Serving GPU Endpoint, can't find CUDA

kfab · ‎02-14-2024

Hi everyone !
I'm encountering an issue while trying to serve my model on a GPU endpoint.
My model is using deespeed that needs I got the following error :

"An error occurred while loading the model. CUDA_HOME does not exist, unable to compile CUDA op(s)."

Not having access to the endpoint through a terminal makes it hard to debug the issue.
On the personal compute that I used to registered and test the model, cuda is installed and the model is working fine. Cuda is installed in /usr/local/cuda as it is mentioned in the documentation.

But on the endpoint it seems that it is not the case.

I first tried to set-up CUDA_HOME environment variable manually to '/usr/local/cuda' hoping it would work but it didn't. I got the following error :

"[Errno 2] No such file or directory: '/usr/local/cuda/bin/nvcc"

Now I'm starting to wondering if the endpoint computes do have CUDA installed, which would be weird if not right?

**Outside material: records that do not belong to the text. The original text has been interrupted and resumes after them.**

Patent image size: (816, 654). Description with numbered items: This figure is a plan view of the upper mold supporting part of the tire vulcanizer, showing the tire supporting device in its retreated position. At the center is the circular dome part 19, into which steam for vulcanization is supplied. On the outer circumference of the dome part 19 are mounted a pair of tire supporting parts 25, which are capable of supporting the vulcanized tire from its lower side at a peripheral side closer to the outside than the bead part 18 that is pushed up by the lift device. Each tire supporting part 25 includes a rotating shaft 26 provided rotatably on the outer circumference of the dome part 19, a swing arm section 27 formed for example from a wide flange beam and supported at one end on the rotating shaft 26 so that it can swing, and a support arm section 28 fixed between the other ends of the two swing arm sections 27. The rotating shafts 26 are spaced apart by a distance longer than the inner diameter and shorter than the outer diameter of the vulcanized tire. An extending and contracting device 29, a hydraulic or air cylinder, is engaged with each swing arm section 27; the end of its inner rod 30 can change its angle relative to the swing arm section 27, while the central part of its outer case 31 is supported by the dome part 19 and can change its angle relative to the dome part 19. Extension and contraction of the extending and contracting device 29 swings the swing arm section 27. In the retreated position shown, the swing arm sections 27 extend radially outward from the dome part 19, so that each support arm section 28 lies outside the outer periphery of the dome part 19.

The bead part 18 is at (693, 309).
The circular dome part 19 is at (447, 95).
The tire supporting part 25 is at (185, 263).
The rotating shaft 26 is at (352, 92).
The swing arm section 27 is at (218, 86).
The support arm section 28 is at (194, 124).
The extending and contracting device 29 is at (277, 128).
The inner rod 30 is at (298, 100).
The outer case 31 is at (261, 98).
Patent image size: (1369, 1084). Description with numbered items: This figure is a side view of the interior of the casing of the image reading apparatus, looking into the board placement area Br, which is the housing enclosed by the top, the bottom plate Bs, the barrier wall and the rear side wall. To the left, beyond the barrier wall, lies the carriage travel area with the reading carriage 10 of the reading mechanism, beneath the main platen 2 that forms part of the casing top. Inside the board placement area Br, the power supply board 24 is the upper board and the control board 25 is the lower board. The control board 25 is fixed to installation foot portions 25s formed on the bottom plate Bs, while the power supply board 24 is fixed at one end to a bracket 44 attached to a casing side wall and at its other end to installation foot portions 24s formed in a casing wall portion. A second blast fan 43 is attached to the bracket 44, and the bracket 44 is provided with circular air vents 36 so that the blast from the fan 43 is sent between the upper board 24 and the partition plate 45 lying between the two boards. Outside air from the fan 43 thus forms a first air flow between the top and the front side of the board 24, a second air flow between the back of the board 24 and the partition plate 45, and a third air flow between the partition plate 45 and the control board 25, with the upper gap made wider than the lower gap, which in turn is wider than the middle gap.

I runned this command from my model loading method to check if it could be installed eslswere but it returned nothing :

print(os.popen("ls -l /usr/local/").read())
print(os.popen("ls -l /opt/").read())
print(os.popen("nvcc --version").read())
print(os.popen("which nvcc").read())

[86bb6k8gpl] ls: cannot access '/usr/local/cuda': No such file or directory
[86bb6k8gpl] /bin/sh: 1: nvcc: not found

I'm pretty new to databricks so I may be missing something obvious, maybe it is installed to a custom location but hard to find it print by print.
Any help would be appreciated 😅

kfab · ‎02-20-2024

Hi @Retired_mod ,

thanks for your reply !

I managed to install Cuda via conda 👍

Also I was wondering, is there any way to ssh to the serving endpoint?